Il est vrai que ledit Estrosi ne pou­vait faire autre­ment que virer, rapi­de­ment, sa cuti au soir du pre­mier tour. Le retrait, cafouilleux et peu glo­rieux, de la tête de liste socia­liste l’obligeait dès lors à soi­gner sa gauche. Castaner aura réus­si l’exploit de pas­ser tota­le­ment inaper­çu dans le Var au cours de ces élec­tions régio­nales : incon­nu au pre­mier tour, absent au second. On peut tou­te­fois se deman­der quelles sont les rai­sons pro­fondes qui ont pous­sé les socia­listes à aban­don­ner sans com­battre toute repré­sen­ta­tion poli­tique à la Région pour toute la man­da­ture à venir. Alors qu’ils la dirigent depuis près de vingt ans. Et qu’ils ne sont pas fami­liers de l’opposition sans bureaux, sans col­la­bo­ra­teurs, sans infos, sans accès aux dos­siers et sans rever­se­ment au par­ti d’une part des indem­ni­tés des élus. Jusqu’ici c’était l’apanage des petits mou­ve­ments ou des parias comme le FN, pas fran­che­ment dans la culture ancrée confort bour­geois du PS et de ses alliés.

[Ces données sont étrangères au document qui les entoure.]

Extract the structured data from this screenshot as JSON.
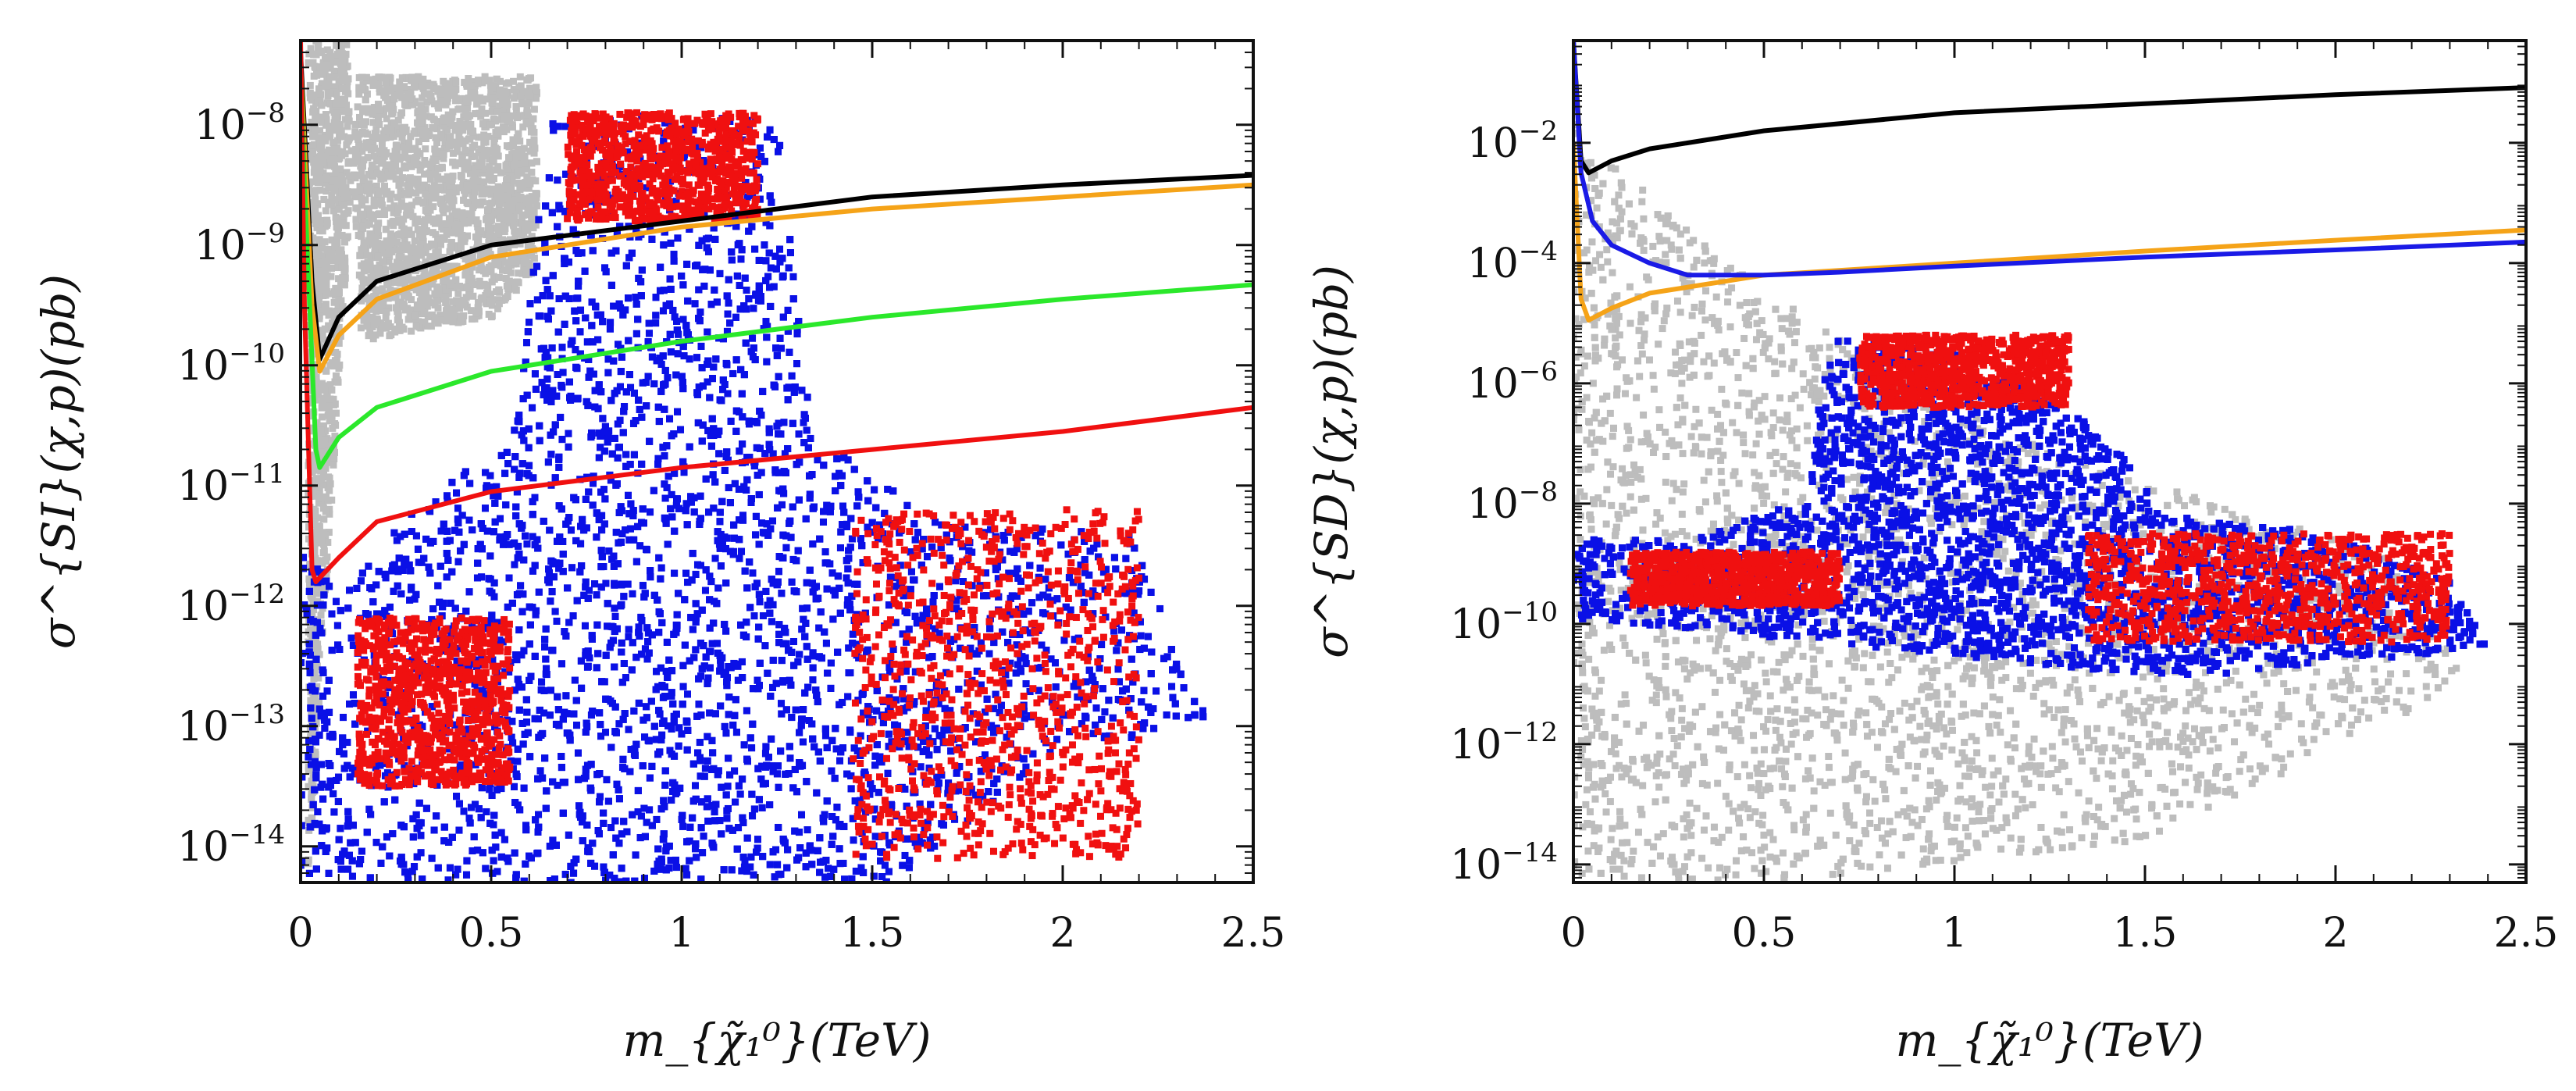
{
  "chart_data": [
    {
      "type": "scatter",
      "panel": "left",
      "xlabel": "m_{χ̃₁⁰}(TeV)",
      "ylabel": "σ^{SI}(χ,p)(pb)",
      "xlim": [
        0,
        2.5
      ],
      "ylim_log10": [
        -14.3,
        -7.3
      ],
      "yscale": "log",
      "x_ticks": [
        "0",
        "0.5",
        "1",
        "1.5",
        "2",
        "2.5"
      ],
      "x_tick_values": [
        0,
        0.5,
        1,
        1.5,
        2,
        2.5
      ],
      "y_tick_exponents": [
        -8,
        -9,
        -10,
        -11,
        -12,
        -13,
        -14
      ],
      "grid": false,
      "colors": {
        "gray": "#bdbdbd",
        "blue": "#0a10e6",
        "red": "#f01010"
      },
      "regions": [
        {
          "color": "gray",
          "points": [
            [
              0.02,
              -7.3
            ],
            [
              0.12,
              -7.3
            ],
            [
              0.16,
              -9.8
            ],
            [
              0.5,
              -9.6
            ],
            [
              0.62,
              -9.2
            ],
            [
              0.62,
              -7.6
            ],
            [
              0.15,
              -7.6
            ],
            [
              0.02,
              -14.3
            ]
          ]
        },
        {
          "color": "blue",
          "points": [
            [
              0.0,
              -14.3
            ],
            [
              0.0,
              -11.5
            ],
            [
              0.1,
              -11.9
            ],
            [
              0.3,
              -11.2
            ],
            [
              0.55,
              -10.6
            ],
            [
              0.6,
              -9.4
            ],
            [
              0.65,
              -7.9
            ],
            [
              1.25,
              -7.95
            ],
            [
              1.3,
              -9.4
            ],
            [
              1.35,
              -10.6
            ],
            [
              1.5,
              -10.9
            ],
            [
              1.7,
              -11.3
            ],
            [
              2.2,
              -11.4
            ],
            [
              2.3,
              -12.5
            ],
            [
              2.4,
              -12.9
            ],
            [
              1.95,
              -13.3
            ],
            [
              1.55,
              -14.3
            ]
          ]
        }
      ],
      "red_points_summary": [
        {
          "x_range": [
            0.15,
            0.55
          ],
          "log10y_range": [
            -13.5,
            -12.1
          ]
        },
        {
          "x_range": [
            0.7,
            1.2
          ],
          "log10y_range": [
            -8.8,
            -7.9
          ]
        },
        {
          "x_range": [
            1.45,
            2.2
          ],
          "log10y_range": [
            -14.1,
            -11.2
          ]
        }
      ],
      "series": [
        {
          "color": "#000000",
          "x": [
            0.0,
            0.03,
            0.05,
            0.1,
            0.2,
            0.5,
            1.0,
            1.5,
            2.0,
            2.5
          ],
          "log10y": [
            -7.4,
            -9.3,
            -9.95,
            -9.6,
            -9.3,
            -9.0,
            -8.8,
            -8.6,
            -8.5,
            -8.42
          ]
        },
        {
          "color": "#f5a318",
          "x": [
            0.0,
            0.03,
            0.05,
            0.1,
            0.2,
            0.5,
            1.0,
            1.5,
            2.0,
            2.5
          ],
          "log10y": [
            -7.5,
            -9.5,
            -10.05,
            -9.75,
            -9.45,
            -9.1,
            -8.85,
            -8.7,
            -8.6,
            -8.5
          ]
        },
        {
          "color": "#2be82b",
          "x": [
            0.0,
            0.01,
            0.04,
            0.05,
            0.1,
            0.2,
            0.5,
            1.0,
            1.5,
            2.0,
            2.5
          ],
          "log10y": [
            -7.5,
            -8.5,
            -10.7,
            -10.85,
            -10.6,
            -10.35,
            -10.05,
            -9.8,
            -9.6,
            -9.45,
            -9.33
          ]
        },
        {
          "color": "#f01010",
          "x": [
            0.0,
            0.01,
            0.03,
            0.04,
            0.1,
            0.2,
            0.5,
            1.0,
            1.5,
            2.0,
            2.5
          ],
          "log10y": [
            -7.3,
            -9.5,
            -11.7,
            -11.8,
            -11.6,
            -11.3,
            -11.05,
            -10.85,
            -10.7,
            -10.55,
            -10.35
          ]
        }
      ]
    },
    {
      "type": "scatter",
      "panel": "right",
      "xlabel": "m_{χ̃₁⁰}(TeV)",
      "ylabel": "σ^{SD}(χ,p)(pb)",
      "xlim": [
        0,
        2.5
      ],
      "ylim_log10": [
        -14.3,
        -0.3
      ],
      "yscale": "log",
      "x_ticks": [
        "0",
        "0.5",
        "1",
        "1.5",
        "2",
        "2.5"
      ],
      "x_tick_values": [
        0,
        0.5,
        1,
        1.5,
        2,
        2.5
      ],
      "y_tick_exponents": [
        -2,
        -4,
        -6,
        -8,
        -10,
        -12,
        -14
      ],
      "grid": false,
      "colors": {
        "gray": "#bdbdbd",
        "blue": "#0a10e6",
        "red": "#f01010"
      },
      "regions": [
        {
          "color": "gray",
          "points": [
            [
              0.0,
              -1.5
            ],
            [
              0.05,
              -2.0
            ],
            [
              0.4,
              -4.0
            ],
            [
              0.7,
              -5.3
            ],
            [
              1.2,
              -7.0
            ],
            [
              2.2,
              -9.0
            ],
            [
              2.35,
              -11.0
            ],
            [
              1.5,
              -13.6
            ],
            [
              0.5,
              -14.3
            ],
            [
              0.0,
              -14.3
            ]
          ]
        },
        {
          "color": "blue",
          "points": [
            [
              0.0,
              -8.6
            ],
            [
              0.3,
              -8.6
            ],
            [
              0.62,
              -7.9
            ],
            [
              0.65,
              -6.0
            ],
            [
              0.7,
              -5.2
            ],
            [
              1.0,
              -5.5
            ],
            [
              1.4,
              -6.8
            ],
            [
              1.55,
              -8.2
            ],
            [
              2.0,
              -8.5
            ],
            [
              2.3,
              -9.3
            ],
            [
              2.4,
              -10.4
            ],
            [
              1.6,
              -10.9
            ],
            [
              0.0,
              -9.9
            ]
          ]
        }
      ],
      "red_points_summary": [
        {
          "x_range": [
            0.75,
            1.3
          ],
          "log10y_range": [
            -6.4,
            -5.2
          ]
        },
        {
          "x_range": [
            0.15,
            0.7
          ],
          "log10y_range": [
            -9.7,
            -8.8
          ]
        },
        {
          "x_range": [
            1.35,
            2.3
          ],
          "log10y_range": [
            -10.3,
            -8.5
          ]
        }
      ],
      "series": [
        {
          "color": "#000000",
          "x": [
            0.0,
            0.02,
            0.04,
            0.1,
            0.2,
            0.5,
            1.0,
            1.5,
            2.0,
            2.5
          ],
          "log10y": [
            -0.3,
            -2.3,
            -2.5,
            -2.3,
            -2.1,
            -1.8,
            -1.5,
            -1.35,
            -1.2,
            -1.08
          ]
        },
        {
          "color": "#f5a318",
          "x": [
            0.0,
            0.02,
            0.04,
            0.1,
            0.2,
            0.5,
            1.0,
            1.5,
            2.0,
            2.5
          ],
          "log10y": [
            -2.0,
            -4.6,
            -4.95,
            -4.75,
            -4.5,
            -4.2,
            -4.0,
            -3.8,
            -3.62,
            -3.45
          ]
        },
        {
          "color": "#1a1ae6",
          "x": [
            0.0,
            0.02,
            0.05,
            0.1,
            0.2,
            0.3,
            0.5,
            0.7,
            1.0,
            1.5,
            2.0,
            2.5
          ],
          "log10y": [
            -0.3,
            -2.5,
            -3.3,
            -3.7,
            -4.0,
            -4.2,
            -4.2,
            -4.15,
            -4.05,
            -3.9,
            -3.78,
            -3.65
          ]
        }
      ]
    }
  ]
}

… au moment où elle a déjà gagné culturellement

Alors une piste d’explication pour­rait se faire jour de façon sous-jacente. Nous assis­tons peut-être à la pre­mière phase d’une stra­té­gie de long terme, ris­quée mais intel­li­gente de leur part. Les socia­listes et leur majo­ri­té de gauche savent dans quel état ils laissent la Région. À peu près la même décon­fi­ture éco­no­mique, finan­cière, sociale et morale que la Nation tout entière en 2017. Ils connaissent mieux que qui­conque l’impossibilité de redres­ser la barre pour la nou­velle équipe, sauf au prix de choix dras­tiques et de mesures dou­lou­reuses. Tout ceci ne sera pas popu­laire. L’image sociale de la gauche en aurait néces­sai­re­ment pâti si elle était res­tée aux affaires de la Région Provence. Elle pré­fère, per­du pour per­du, lais­ser à d’autres le soin de se dépa­touiller du pas­sif qu’elle lègue. Et ain­si s’user, pen­dant que de son côté elle va se refaire une san­té sans avoir même à s’opposer dans l’arène. Où elle aurait ris­qué de se voir deman­der des comptes sur l’héritage.
Si cette hypo­thèse était peu ou prou véri­fiée, les socia­listes ne pren­draient aucun risque au fond : la poli­tique qui serait menée par Les Républicains en cas de vic­toire d’Estrosi serait for­cé­ment tein­tée à gauche : cultu­rel­le­ment leurs goûts et leurs pré­sup­po­sés sont iden­tiques, finan­ciè­re­ment la ges­tion sera contrainte par l’endettement pha­ra­mi­neux lais­sé par les socia­listes et par la baisse des dota­tions de l’État, poli­ti­que­ment la gauche pré­sen­te­ra l’addition pour tou­cher les divi­dendes de son désis­te­ment. Après tout, la gauche n’est déjà plus repré­sen­tée au Conseil dépar­te­men­tal du Var. Elle peut très bien se satis­faire d’assister pen­dant six ans à la région à un duel Républicains majo­ri­taires-Front National oppo­sants, ou vice-ver­sa. Et comp­ter les points sans s’exposer, tout en se recons­trui­sant sur le terrain.

Dans le Var les socia­listes en par­ti­cu­lier, la gauche en géné­ral, sont déjà dans la confi­gu­ra­tion du troi­sième tour de cette élec­tion régio­nale. Que ce soit le Front National ou Les Républicains qui rem­portent le second, dimanche 13 décembre au soir.